IBM InfoSphere DataStage
IBM® InfoSphere® DataStage® is an ETL platform that is used to integrate data across multiple systems.
Objects Extracted
The IBM InfoSphere DataStage resource supports the following source and target data sources included in ETL mappings in IBM InfoSphere DataStage:
- •Oracle
- •Teradata
- •Flat files
The IBM InfoSphere DataStage resource extracts mappings for server and parallel jobs from the DSX or XML file. If a DSX or XML file includes sequence and standalone jobs, the resource extracts only the server and parallel jobs linked to the sequence jobs.
The resource extracts metadata for the following types of transformations in the mappings:
- •Aggregator*
- •Filter*
- •Join*
- •Funnel*
- •Sort*
- •Lookup*
- •Merge*
- •Remove Duplicates*
- •Difference*
- •Copy
- •Peek
- •SQL Transformer
- •Basic Transformer
- •Change Capture*
- •Pivot
- •Switch
- •XML Output
Note: * Indicates the transformations for which the resource displays properties in the transformation logic in the Lineage and Impact tab.
Resource Connection Properties
The following table describes the resource connection properties:
Property | Description |
|---|
File | File in XML or DSX format that includes the operational job metadata. Verify that the file size is not larger than 250 MB. |
The following table describes the Additional and Advanced properties for source metadata settings on the Metadata Load Settings tab:
Property | Description |
|---|
Enable Source Metadata | Extracts metadata from the data source. |
Variable Values File | Select the file that includes all the parameter values required by the mappings or jobs present in the IBM InfoSphere DataStage DSX or XML file. |
Auto Assign Connections | Specifies that the connections to the resource must be assigned automatically. |
Enable Reference Resources | Extracts metadata about assets that are not included in this resource, but referred to in the resource. Examples include source and target tables in PowerCenter mappings, and source tables and files from Tableau reports. |
Retain Unresolved Reference Assets | Retains unresolved reference assets in the catalog after you assign connections. If you retain unresolved reference assets, you can view the complete lineage. The unresolved assets include deleted files, temporary tables, and other assets that are not present in the primary resource. |
Detailed Lineage | Extracts and ingests metadata related to transformation logic for assets that include transformations or stages. A transformation or stage indicates generation, modification, or passage of data between source and target connections. A transformation logic displays the mappings or data-flow-relation types between source assets and target assets related to the asset you select in Enterprise Data Catalog. |
Memory | The memory value required to run a scanner job. Specify one of the following memory values: Note: For details about the memory values, see the Tuning Enterprise Data Catalog Performance How-To Library article. |
JVM Options | JVM parameters that you can set to configure scanner container. Use the following arguments to configure the parameters: - - Dscannerloglevel=<DEBUG/INFO/ERROR>. Changes the log level of scanner to specific values, such as DEBUG, ERROR, or INFO. Default value is INFO.

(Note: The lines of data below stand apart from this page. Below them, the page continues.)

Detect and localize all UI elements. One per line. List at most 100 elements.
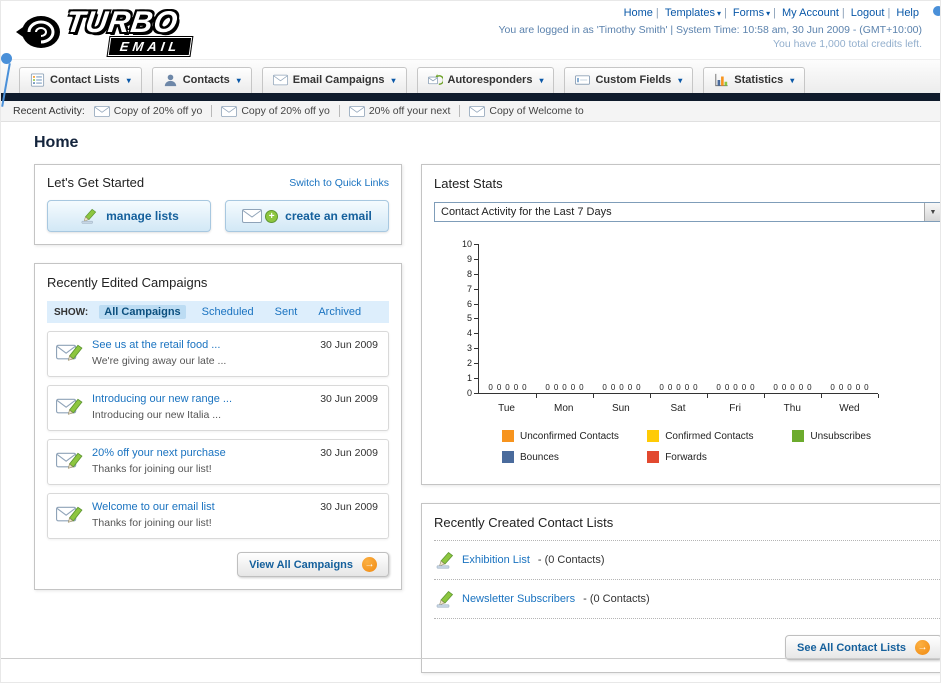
campaign-date: 30 Jun 2009 xyxy=(320,339,378,351)
legend-item: Bounces xyxy=(502,451,647,463)
campaign-title-link[interactable]: 20% off your next purchase xyxy=(92,447,226,459)
nav-label: Autoresponders xyxy=(447,74,533,86)
nav-label: Email Campaigns xyxy=(292,74,385,86)
recent-activity-item[interactable]: Copy of 20% off yo xyxy=(221,105,330,117)
nav-contact-lists[interactable]: Contact Lists xyxy=(19,67,142,93)
campaign-edit-icon xyxy=(56,449,83,470)
bar-value-label: 0 xyxy=(830,383,835,392)
link-home[interactable]: Home xyxy=(624,7,653,19)
campaigns-filter-bar: SHOW: All Campaigns Scheduled Sent Archi… xyxy=(47,301,389,323)
bar-value-label: 0 xyxy=(716,383,721,392)
create-email-button[interactable]: create an email xyxy=(225,200,389,232)
link-my-account[interactable]: My Account xyxy=(782,7,839,19)
chart-plot: 00000000000000000000000000000000000 xyxy=(478,244,879,398)
separator xyxy=(338,105,340,117)
link-templates[interactable]: Templates xyxy=(665,7,721,19)
link-logout[interactable]: Logout xyxy=(851,7,885,19)
custom-fields-icon xyxy=(575,73,590,87)
nav-autoresponders[interactable]: Autoresponders xyxy=(416,67,555,93)
x-tick-label: Tue xyxy=(498,403,515,414)
recent-activity-item[interactable]: Copy of Welcome to xyxy=(469,105,584,117)
x-tick-label: Sun xyxy=(611,403,630,414)
activity-item-label: 20% off your next xyxy=(368,105,451,117)
legend-swatch xyxy=(647,451,660,463)
plus-icon xyxy=(265,209,279,223)
contact-list-count: - (0 Contacts) xyxy=(583,593,650,605)
logo-email: EMAIL xyxy=(106,36,194,57)
chevron-down-icon xyxy=(717,9,721,18)
bar-value-label: 0 xyxy=(724,383,730,392)
bar-value-label: 0 xyxy=(676,383,681,392)
recent-activity-item[interactable]: 20% off your next xyxy=(349,105,451,117)
bar-value-label: 0 xyxy=(488,383,493,392)
chevron-down-icon xyxy=(391,76,395,85)
bar-value-label: 0 xyxy=(619,383,624,392)
bar-value-label: 0 xyxy=(522,383,527,392)
chevron-down-icon xyxy=(539,76,543,85)
email-icon xyxy=(242,208,262,224)
bar-value-label: 0 xyxy=(570,383,576,392)
chevron-down-icon xyxy=(790,76,794,85)
create-email-label: create an email xyxy=(285,209,372,223)
campaign-subtitle: Introducing our new Italia ... xyxy=(92,409,221,421)
campaign-title-link[interactable]: Introducing our new range ... xyxy=(92,393,232,405)
nav-contacts[interactable]: Contacts xyxy=(151,67,252,93)
y-tick-label: 3 xyxy=(467,344,478,353)
separator xyxy=(773,7,776,19)
nav-email-campaigns[interactable]: Email Campaigns xyxy=(261,67,407,93)
contact-list-link[interactable]: Newsletter Subscribers xyxy=(462,593,575,605)
nav-divider-bar xyxy=(1,93,940,101)
show-label: SHOW: xyxy=(54,306,89,318)
activity-item-label: Copy of 20% off yo xyxy=(113,105,203,117)
separator xyxy=(459,105,461,117)
nav-custom-fields[interactable]: Custom Fields xyxy=(564,67,694,93)
app-logo[interactable]: TURBO EMAIL xyxy=(15,5,194,59)
manage-lists-button[interactable]: manage lists xyxy=(47,200,211,232)
chart-bar-group: 00000 xyxy=(707,244,765,398)
filter-sent[interactable]: Sent xyxy=(270,305,303,319)
filter-scheduled[interactable]: Scheduled xyxy=(197,305,259,319)
campaign-title-link[interactable]: See us at the retail food ... xyxy=(92,339,226,351)
bar-value-label: 0 xyxy=(733,383,738,392)
bar-value-label: 0 xyxy=(505,383,510,392)
link-forms-label: Forms xyxy=(732,7,765,19)
campaign-title-link[interactable]: Welcome to our email list xyxy=(92,501,215,513)
chevron-down-icon xyxy=(766,9,770,18)
legend-label: Confirmed Contacts xyxy=(665,430,754,442)
email-icon xyxy=(221,106,237,117)
campaign-date: 30 Jun 2009 xyxy=(320,393,378,405)
view-all-campaigns-button[interactable]: View All Campaigns xyxy=(237,552,389,577)
chart-y-axis: 10 9 8 7 6 5 4 3 2 1 0 xyxy=(458,240,478,398)
campaign-date: 30 Jun 2009 xyxy=(320,447,378,459)
stats-period-select[interactable]: Contact Activity for the Last 7 Days xyxy=(434,202,940,222)
chart-x-axis: Tue Mon Sun Sat Fri Thu Wed xyxy=(478,403,878,414)
campaign-date: 30 Jun 2009 xyxy=(320,501,378,513)
bar-value-label: 0 xyxy=(553,383,559,392)
contact-list-link[interactable]: Exhibition List xyxy=(462,554,530,566)
campaign-subtitle: We're giving away our late ... xyxy=(92,355,227,367)
bar-value-label: 0 xyxy=(667,383,673,392)
filter-archived[interactable]: Archived xyxy=(313,305,366,319)
recent-activity-item[interactable]: Copy of 20% off yo xyxy=(94,105,203,117)
bar-value-label: 0 xyxy=(562,383,567,392)
get-started-title: Let's Get Started xyxy=(47,175,145,190)
footer-divider xyxy=(1,658,940,659)
email-icon xyxy=(469,106,485,117)
link-forms[interactable]: Forms xyxy=(733,7,770,19)
latest-stats-panel: Latest Stats Contact Activity for the La… xyxy=(421,164,940,485)
bar-value-label: 0 xyxy=(579,383,584,392)
activity-item-label: Copy of Welcome to xyxy=(489,105,584,117)
nav-statistics[interactable]: Statistics xyxy=(703,67,806,93)
link-help[interactable]: Help xyxy=(896,7,919,19)
campaign-row: 20% off your next purchase Thanks for jo… xyxy=(47,439,389,485)
x-tick-label: Wed xyxy=(839,403,860,414)
switch-quick-links-link[interactable]: Switch to Quick Links xyxy=(289,177,389,189)
legend-label: Unconfirmed Contacts xyxy=(520,430,619,442)
separator xyxy=(656,7,659,19)
email-icon xyxy=(349,106,365,117)
bar-value-label: 0 xyxy=(807,383,812,392)
filter-all-campaigns[interactable]: All Campaigns xyxy=(99,305,186,319)
bar-value-label: 0 xyxy=(790,383,795,392)
see-all-contact-lists-button[interactable]: See All Contact Lists xyxy=(784,635,940,660)
chart-bar-group: 00000 xyxy=(479,244,537,398)
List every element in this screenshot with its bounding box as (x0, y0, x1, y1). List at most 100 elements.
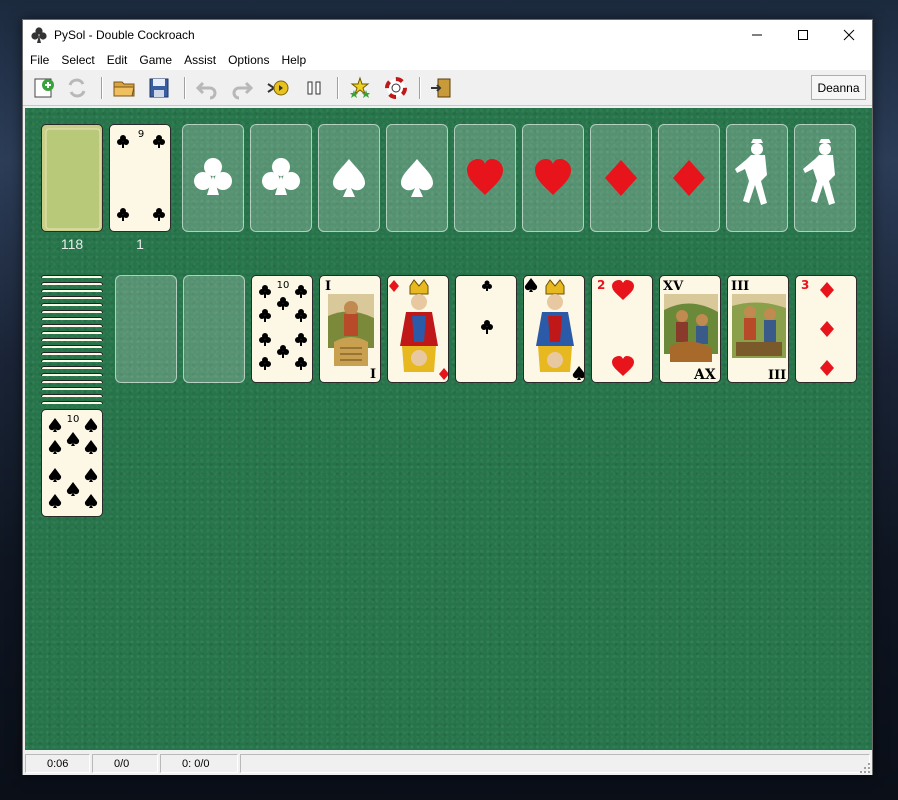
menu-game[interactable]: Game (133, 53, 178, 67)
exit-door-icon (431, 78, 451, 98)
hearts-pips: 2 (597, 278, 634, 376)
svg-text:AX: AX (693, 367, 716, 383)
svg-text:3: 3 (801, 278, 809, 292)
restart-button[interactable] (65, 76, 89, 100)
save-icon (149, 78, 169, 98)
titlebar: PySol - Double Cockroach (23, 20, 872, 50)
ten-of-clubs[interactable]: 10 (251, 275, 313, 383)
club-pip (481, 280, 493, 334)
resize-grip-icon[interactable] (860, 763, 870, 773)
svg-text:9: 9 (138, 129, 144, 140)
trump-picture: I I (325, 279, 376, 382)
svg-text:10: 10 (277, 280, 290, 291)
stock-pile[interactable] (41, 124, 103, 232)
status-moves: 0/0 (92, 754, 158, 773)
pause-button[interactable] (302, 76, 326, 100)
redo-button[interactable] (230, 76, 254, 100)
menu-select[interactable]: Select (55, 53, 100, 67)
foundation-hearts-2[interactable] (522, 124, 584, 232)
diamond-icon (673, 160, 705, 196)
lifebuoy-icon (385, 77, 407, 99)
two-of-hearts[interactable]: 2 (591, 275, 653, 383)
menu-options[interactable]: Options (222, 53, 275, 67)
foundation-trumps-2[interactable] (794, 124, 856, 232)
ten-of-spades[interactable]: 10 (41, 409, 103, 517)
ace-of-clubs[interactable] (455, 275, 517, 383)
new-game-icon (34, 78, 54, 98)
foundation-trumps-1[interactable] (726, 124, 788, 232)
svg-text:III: III (768, 368, 786, 383)
autodrop-button[interactable] (266, 76, 290, 100)
quit-button[interactable] (429, 76, 453, 100)
trump-picture: XV AX (663, 279, 718, 383)
rules-button[interactable] (348, 76, 372, 100)
foundation-spades-2[interactable] (386, 124, 448, 232)
waste-card[interactable]: 9 (109, 124, 171, 232)
trump-card-iii[interactable]: III III (727, 275, 789, 383)
club-icon (31, 27, 47, 43)
pause-icon (307, 81, 321, 95)
king-picture (389, 279, 448, 380)
foundation-diamonds-1[interactable] (590, 124, 652, 232)
waste-count: 1 (136, 236, 144, 252)
undo-icon (195, 81, 217, 100)
window-title: PySol - Double Cockroach (54, 28, 195, 42)
club-icon (262, 158, 300, 195)
jester-icon (735, 139, 767, 205)
spades-pips: 10 (48, 414, 98, 508)
stars-icon (350, 76, 370, 98)
help-button[interactable] (384, 76, 408, 100)
tableau-column-2-empty[interactable] (115, 275, 177, 383)
king-picture (524, 278, 584, 380)
status-time: 0:06 (25, 754, 90, 773)
folder-icon (113, 81, 135, 97)
jester-icon (803, 139, 835, 205)
diamonds-pips: 3 (801, 278, 834, 376)
foundation-hearts-1[interactable] (454, 124, 516, 232)
foundation-clubs-2[interactable] (250, 124, 312, 232)
king-of-spades[interactable] (523, 275, 585, 383)
trump-card-i[interactable]: I I (319, 275, 381, 383)
maximize-button[interactable] (780, 20, 826, 50)
undo-button[interactable] (195, 76, 219, 100)
svg-text:2: 2 (597, 278, 605, 292)
maximize-icon (798, 30, 808, 40)
king-of-diamonds[interactable] (387, 275, 449, 383)
heart-icon (467, 159, 503, 195)
three-of-diamonds[interactable]: 3 (795, 275, 857, 383)
svg-text:XV: XV (663, 279, 684, 294)
close-button[interactable] (826, 20, 872, 50)
restart-icon (68, 78, 86, 98)
menu-help[interactable]: Help (275, 53, 312, 67)
svg-text:10: 10 (67, 414, 80, 425)
minimize-button[interactable] (734, 20, 780, 50)
pysol-window: PySol - Double Cockroach File Select Edi… (22, 19, 873, 775)
stock-count: 118 (60, 236, 84, 252)
player-button[interactable]: Deanna (811, 75, 866, 100)
diamond-icon (605, 160, 637, 196)
close-icon (843, 29, 855, 41)
nine-of-clubs: 9 (117, 129, 165, 221)
club-icon (194, 158, 232, 195)
spade-icon (333, 159, 365, 197)
save-button[interactable] (147, 76, 171, 100)
foundation-diamonds-2[interactable] (658, 124, 720, 232)
heart-icon (535, 159, 571, 195)
game-table: 118 9 1 10 10 I I 2 XV AX III III 3 (25, 108, 872, 750)
new-game-button[interactable] (32, 76, 56, 100)
svg-text:I: I (370, 367, 376, 382)
svg-text:I: I (325, 279, 331, 294)
menu-assist[interactable]: Assist (178, 53, 222, 67)
open-button[interactable] (112, 76, 136, 100)
tableau-column-3-empty[interactable] (183, 275, 245, 383)
toolbar: Deanna (23, 70, 872, 106)
svg-text:III: III (731, 279, 749, 294)
spade-icon (401, 159, 433, 197)
foundation-spades-1[interactable] (318, 124, 380, 232)
trump-card-xv[interactable]: XV AX (659, 275, 721, 383)
menu-file[interactable]: File (24, 53, 55, 67)
card-back-pattern (45, 128, 101, 230)
menu-edit[interactable]: Edit (101, 53, 134, 67)
clubs-pips: 10 (259, 280, 307, 370)
foundation-clubs-1[interactable] (182, 124, 244, 232)
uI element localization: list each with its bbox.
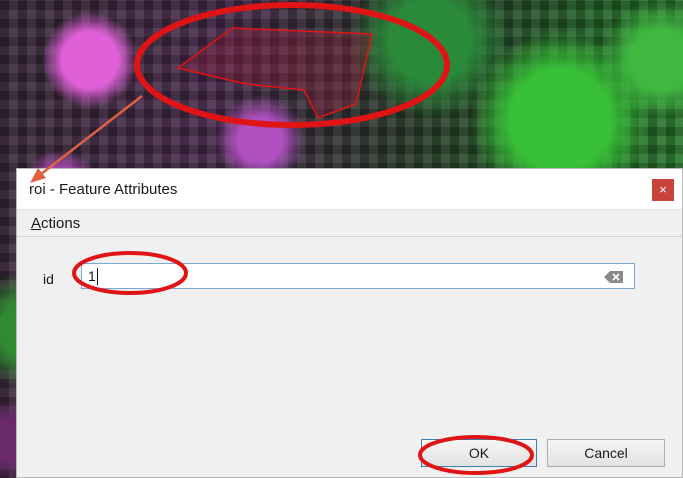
cancel-button[interactable]: Cancel bbox=[547, 439, 665, 467]
ok-button[interactable]: OK bbox=[421, 439, 537, 467]
clear-text-icon[interactable] bbox=[604, 271, 624, 283]
close-icon: × bbox=[659, 182, 667, 197]
dialog-titlebar[interactable]: roi - Feature Attributes × bbox=[17, 169, 682, 210]
text-caret bbox=[97, 268, 98, 285]
menu-actions[interactable]: Actions bbox=[31, 215, 80, 232]
close-button[interactable]: × bbox=[652, 179, 674, 201]
id-input[interactable]: 1 bbox=[81, 263, 635, 289]
menu-actions-accelerator: A bbox=[31, 215, 42, 232]
menu-bar: Actions bbox=[17, 210, 682, 237]
dialog-title: roi - Feature Attributes bbox=[29, 181, 178, 198]
id-input-value: 1 bbox=[88, 268, 96, 284]
menu-actions-label: ctions bbox=[41, 215, 81, 232]
id-field-label: id bbox=[43, 271, 54, 287]
feature-attributes-dialog: roi - Feature Attributes × Actions id 1 … bbox=[16, 168, 683, 478]
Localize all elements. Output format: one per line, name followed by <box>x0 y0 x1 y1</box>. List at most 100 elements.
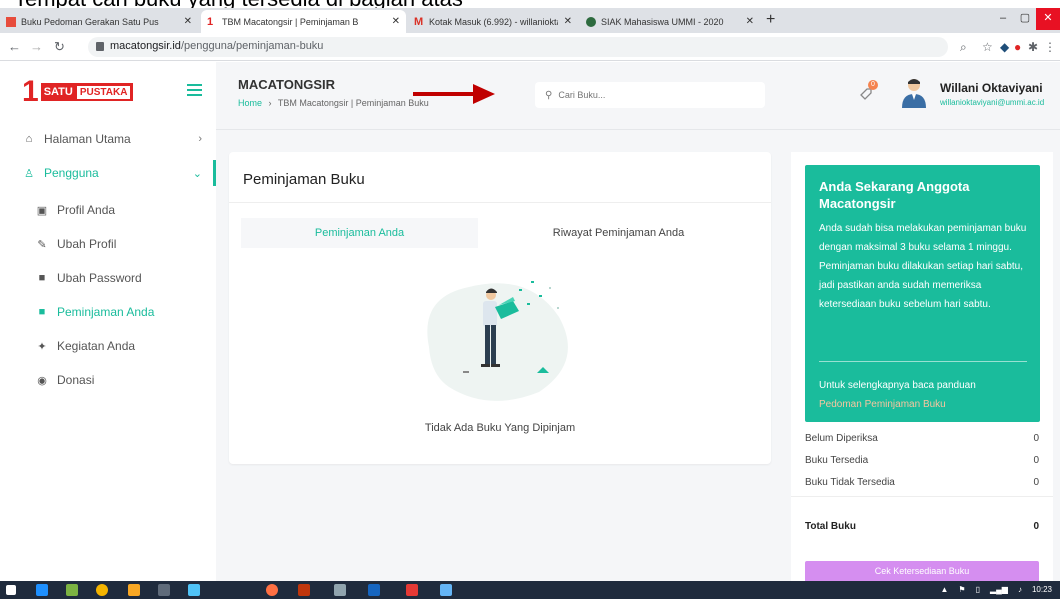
maximize-button[interactable]: ▢ <box>1014 8 1036 30</box>
tab-buku-pedoman[interactable]: Buku Pedoman Gerakan Satu Pus ✕ <box>0 10 198 33</box>
notes-icon[interactable] <box>334 584 346 596</box>
chevron-down-icon: ⌄ <box>192 167 202 180</box>
tab-siak[interactable]: SIAK Mahasiswa UMMI - 2020 ✕ <box>580 10 760 33</box>
close-tab-icon[interactable]: ✕ <box>746 16 754 27</box>
tab-peminjaman-anda[interactable]: Peminjaman Anda <box>241 218 478 248</box>
volume-icon[interactable]: ♪ <box>1018 585 1022 594</box>
adblock-icon[interactable]: ● <box>1014 40 1021 54</box>
flag-icon[interactable]: ⚑ <box>958 585 965 594</box>
clock[interactable]: 10:23 <box>1032 585 1052 594</box>
breadcrumb-home-link[interactable]: Home <box>238 98 262 108</box>
signal-icon[interactable]: ▂▄▆ <box>990 585 1008 594</box>
notification-badge: 0 <box>868 80 878 90</box>
cek-ketersediaan-button[interactable]: Cek Ketersediaan Buku <box>805 561 1039 581</box>
sidebar-item-peminjaman-anda[interactable]: ■ Peminjaman Anda <box>35 305 215 319</box>
annotation-arrow-head-icon <box>473 84 495 104</box>
tray-chevron-icon[interactable]: ▲ <box>940 585 948 594</box>
site-title: MACATONGSIR <box>238 77 336 92</box>
membership-info-box: Anda Sekarang Anggota Macatongsir Anda s… <box>805 165 1040 422</box>
ie-browser-icon[interactable] <box>36 584 48 596</box>
sidebar-item-donasi[interactable]: ◉ Donasi <box>35 373 215 387</box>
firefox-icon[interactable] <box>266 584 278 596</box>
sidebar-item-profil-anda[interactable]: ▣ Profil Anda <box>35 203 215 217</box>
windows-start-icon[interactable] <box>6 585 16 595</box>
card-divider <box>229 202 771 203</box>
sidebar-item-pengguna[interactable]: ♙ Pengguna ⌄ <box>22 166 202 180</box>
id-card-icon: ▣ <box>36 204 48 217</box>
breadcrumb-current: TBM Macatongsir | Peminjaman Buku <box>277 98 429 108</box>
tab-kotak-masuk[interactable]: M Kotak Masuk (6.992) - willanioktav ✕ <box>408 10 578 33</box>
window-controls: – ▢ ✕ <box>992 8 1060 30</box>
os-taskbar: ▲ ⚑ ▯ ▂▄▆ ♪ 10:23 <box>0 581 1060 599</box>
home-icon: ⌂ <box>25 133 33 145</box>
minimize-button[interactable]: – <box>992 8 1014 30</box>
mail-icon[interactable] <box>128 584 140 596</box>
app-icon[interactable] <box>66 584 78 596</box>
zoom-icon[interactable]: ⌕ <box>960 40 967 55</box>
edit-icon: ✎ <box>37 238 47 251</box>
avatar[interactable] <box>900 76 928 108</box>
star-icon[interactable]: ☆ <box>982 40 993 54</box>
media-icon[interactable] <box>406 584 418 596</box>
card-title: Peminjaman Buku <box>243 171 365 188</box>
browser-tab-bar: Buku Pedoman Gerakan Satu Pus ✕ 1 TBM Ma… <box>0 8 1060 33</box>
sidebar-item-kegiatan-anda[interactable]: ✦ Kegiatan Anda <box>35 339 215 353</box>
close-window-button[interactable]: ✕ <box>1036 8 1060 30</box>
new-tab-button[interactable]: + <box>766 11 775 29</box>
close-tab-icon[interactable]: ✕ <box>184 16 192 27</box>
info-more-text: Untuk selengkapnya baca panduan <box>819 380 976 391</box>
tab-riwayat-peminjaman[interactable]: Riwayat Peminjaman Anda <box>478 218 759 248</box>
back-arrow-icon[interactable]: ← <box>8 39 21 54</box>
search-box[interactable]: ⚲ <box>535 82 765 108</box>
empty-state-text: Tidak Ada Buku Yang Dipinjam <box>424 422 576 434</box>
lock-icon: ■ <box>38 272 46 284</box>
chevron-right-icon: › <box>198 133 202 145</box>
gmail-favicon-icon: M <box>414 15 424 28</box>
menu-kebab-icon[interactable]: ⋮ <box>1044 40 1056 54</box>
hamburger-menu-icon[interactable] <box>187 84 202 99</box>
satu-pustaka-logo[interactable]: 1 SATU PUSTAKA <box>22 77 134 107</box>
sidebar-item-ubah-password[interactable]: ■ Ubah Password <box>35 271 215 285</box>
page-header: MACATONGSIR Home › TBM Macatongsir | Pem… <box>216 62 1060 128</box>
calendar-icon[interactable] <box>158 584 170 596</box>
illustrator-icon[interactable] <box>298 584 310 596</box>
chrome-icon[interactable] <box>96 584 108 596</box>
explorer-icon[interactable] <box>188 584 200 596</box>
sidebar-item-halaman-utama[interactable]: ⌂ Halaman Utama › <box>22 132 202 146</box>
forward-arrow-icon[interactable]: → <box>30 39 43 54</box>
battery-icon[interactable]: ▯ <box>976 585 980 594</box>
user-name[interactable]: Willani Oktaviyani <box>940 81 1043 95</box>
user-email: willanioktaviyani@ummi.ac.id <box>940 98 1045 107</box>
url-input[interactable]: macatongsir.id/pengguna/peminjaman-buku <box>88 37 948 57</box>
window-icon[interactable] <box>440 584 452 596</box>
book-icon: ■ <box>38 306 46 318</box>
satu-pustaka-favicon-icon: 1 <box>207 15 214 28</box>
search-icon: ⚲ <box>545 89 553 101</box>
close-tab-icon[interactable]: ✕ <box>564 16 572 27</box>
membership-panel: Anda Sekarang Anggota Macatongsir Anda s… <box>791 152 1053 581</box>
university-seal-favicon-icon <box>586 16 596 27</box>
system-tray: ▲ ⚑ ▯ ▂▄▆ ♪ 10:23 <box>940 585 1052 594</box>
extension-icon[interactable]: ◆ <box>1000 40 1009 54</box>
lock-icon <box>96 42 104 51</box>
running-icon: ✦ <box>37 340 47 353</box>
puzzle-icon[interactable]: ✱ <box>1028 40 1038 54</box>
breadcrumb: Home › TBM Macatongsir | Peminjaman Buku <box>238 98 429 108</box>
close-tab-icon[interactable]: ✕ <box>392 16 400 27</box>
address-bar: ← → ↻ macatongsir.id/pengguna/peminjaman… <box>0 33 1060 61</box>
stat-buku-tersedia: Buku Tersedia 0 <box>805 455 1039 466</box>
peminjaman-card: Peminjaman Buku Peminjaman Anda Riwayat … <box>229 152 771 464</box>
coin-icon: ◉ <box>37 374 47 387</box>
pedoman-link[interactable]: Pedoman Peminjaman Buku <box>819 399 946 410</box>
loan-tabs: Peminjaman Anda Riwayat Peminjaman Anda <box>241 218 759 248</box>
url-domain: macatongsir.id <box>110 40 181 52</box>
search-input[interactable] <box>558 90 739 100</box>
word-icon[interactable] <box>368 584 380 596</box>
tab-tbm-macatongsir[interactable]: 1 TBM Macatongsir | Peminjaman B ✕ <box>201 10 406 33</box>
annotation-arrow-shaft <box>413 92 475 96</box>
sidebar-item-ubah-profil[interactable]: ✎ Ubah Profil <box>35 237 215 251</box>
bookmark-favicon-icon <box>6 16 16 27</box>
active-section-indicator <box>213 160 216 186</box>
reload-icon[interactable]: ↻ <box>54 39 65 55</box>
info-body: Anda sudah bisa melakukan peminjaman buk… <box>819 223 1027 310</box>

- - Dscanner.container.core=<No. of core>. Increases the core for the scanner container. The value must be a number.
- - Dscanner.yarn.app.environment=<key=value>. Key pair value that you need to set in the YARN environment. Use a comma to separate multiple key-pair values.
- - Dscanner.pmem.enabled.container.memory.jvm.memory.ratio=<1.0/2.0>. Increases the scanner container memory when pmem is enabled. Default value is 1.
|
Guidelines for Configuring Parameters and Variables
The following conditions apply when you use the IBM InfoSphere DataStage resource to extract metadata:
- •The resource supports parameter value substitution when you use parameters at the connection level.
- •The parameter file does not support any syntax to isolate substitution parameters that are named identically by the mappings.
- •The entries in the Variable Values File property must be in the following format:
variable1_name=variable1_value
variable2_name=variable2_value
...
variableN_name=variableN_value
- •IBM InfoSphere DataStage uses substitution variables in parameters used in connections. If you do not provide a variable value, the resource prints the could not determine the value of a variable warning message in the log file when you run the resource. The resource does not use a substitution for the variable name in the model.
- • You must define the parameter sets in the following format for the resource:
parameterset_name.$parameter1_name=parameter1_value
- •The variable names are not case sensitive, and the resource removes any leading or trailing white space characters.
Limitations of the Resource
The following are the limitations of the IBM InfoSphere DataStage resource:
- •The resource extracts metadata only from XML or DSX files.
- •The resource does not support container transformations.